Key Class Install Extra Type Notes
neo4j DEFAULT Neo4jStore cognity-ai[neo4j] Dedicated graph DB Full GDS (Leiden communities) and APOC support. Recommended for production.
microsoft_graphrag MicrosoftGraphRAGStore cognity-ai[microsoft-graphrag] Wraps ms/graphrag Official Microsoft GraphRAG local and global search. Requires graphrag>=0.3.0.
memgraph MemgraphStore cognity-ai[memgraph] Open-source graph Neo4j-compatible Cypher dialect; supports in-memory mode for testing.
arangodb ArangoDBStore cognity-ai[arangodb] Multi-model graph AQL queries; graph and document storage in a single database.
networkx NetworkXStore cognity-ai[networkx] In-memory Python Zero external dependencies. Community detection disabled. Use for testing and small corpora only.
NetworkX Limitation NetworkXStore does not support community detection, so the community channel (CH3) and global community search are disabled. Only 2-channel retrieval (vector + graph subgraph) is available — the CH3 bridge channel is also skipped.

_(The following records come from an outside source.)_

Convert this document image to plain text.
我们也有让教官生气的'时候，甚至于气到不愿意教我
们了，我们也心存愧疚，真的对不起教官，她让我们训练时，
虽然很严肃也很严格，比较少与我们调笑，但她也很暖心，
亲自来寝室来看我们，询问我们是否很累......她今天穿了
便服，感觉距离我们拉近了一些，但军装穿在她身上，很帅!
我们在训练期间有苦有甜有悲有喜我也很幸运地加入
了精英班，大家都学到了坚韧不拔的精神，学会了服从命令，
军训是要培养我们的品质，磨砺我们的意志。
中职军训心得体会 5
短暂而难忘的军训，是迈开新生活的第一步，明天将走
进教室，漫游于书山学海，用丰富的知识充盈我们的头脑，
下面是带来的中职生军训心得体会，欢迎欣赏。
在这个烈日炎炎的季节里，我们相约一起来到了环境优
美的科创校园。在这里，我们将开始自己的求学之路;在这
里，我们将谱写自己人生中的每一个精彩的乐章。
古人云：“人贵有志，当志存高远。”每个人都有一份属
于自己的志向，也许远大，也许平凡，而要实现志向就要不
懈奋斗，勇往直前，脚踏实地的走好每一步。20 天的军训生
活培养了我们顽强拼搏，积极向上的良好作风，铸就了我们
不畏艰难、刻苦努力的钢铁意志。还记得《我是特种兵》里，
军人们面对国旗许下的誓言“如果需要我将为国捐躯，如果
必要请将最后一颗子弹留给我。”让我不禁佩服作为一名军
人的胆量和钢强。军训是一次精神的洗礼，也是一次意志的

Pair with rag_method="naive" for simplest setup.

Configuration Examples

Pass a store key string for defaults, or construct a LibraryConfig with a provider-specific config object for full control.

Python
# Qdrant — local in-memory (no config needed)
rag = RAGLibrary(vector_store="qdrant")

# Qdrant cloud
from cognity_ai.config import LibraryConfig, QdrantConfig
config = LibraryConfig(
    vector_store="qdrant",
    qdrant=QdrantConfig(url="https://xyz.qdrant.tech", api_key="..."),
)

# pgvector
from cognity_ai.config import PgVectorConfig
config = LibraryConfig(
    vector_store="pgvector",
    pgvector=PgVectorConfig(
        dsn="postgresql://user:password@localhost:5432/mydb"
    ),
)

# NetworkX — zero-dependency testing
rag = RAGLibrary(
    graph_store="networkx",
    rag_method="naive",  # no 4-channel retrieval without Neo4j
)
Tip For local development, the defaults (chroma + neo4j) require no extra configuration beyond a running Neo4j instance. Run docker run -p 7687:7687 neo4j:latest and you are ready.
Custom Stores Implement BaseVectorStore or BaseGraphStore and pass the instance directly to RAGLibrary(vector_store=my_store). The library accepts both key strings and concrete instances interchangeably.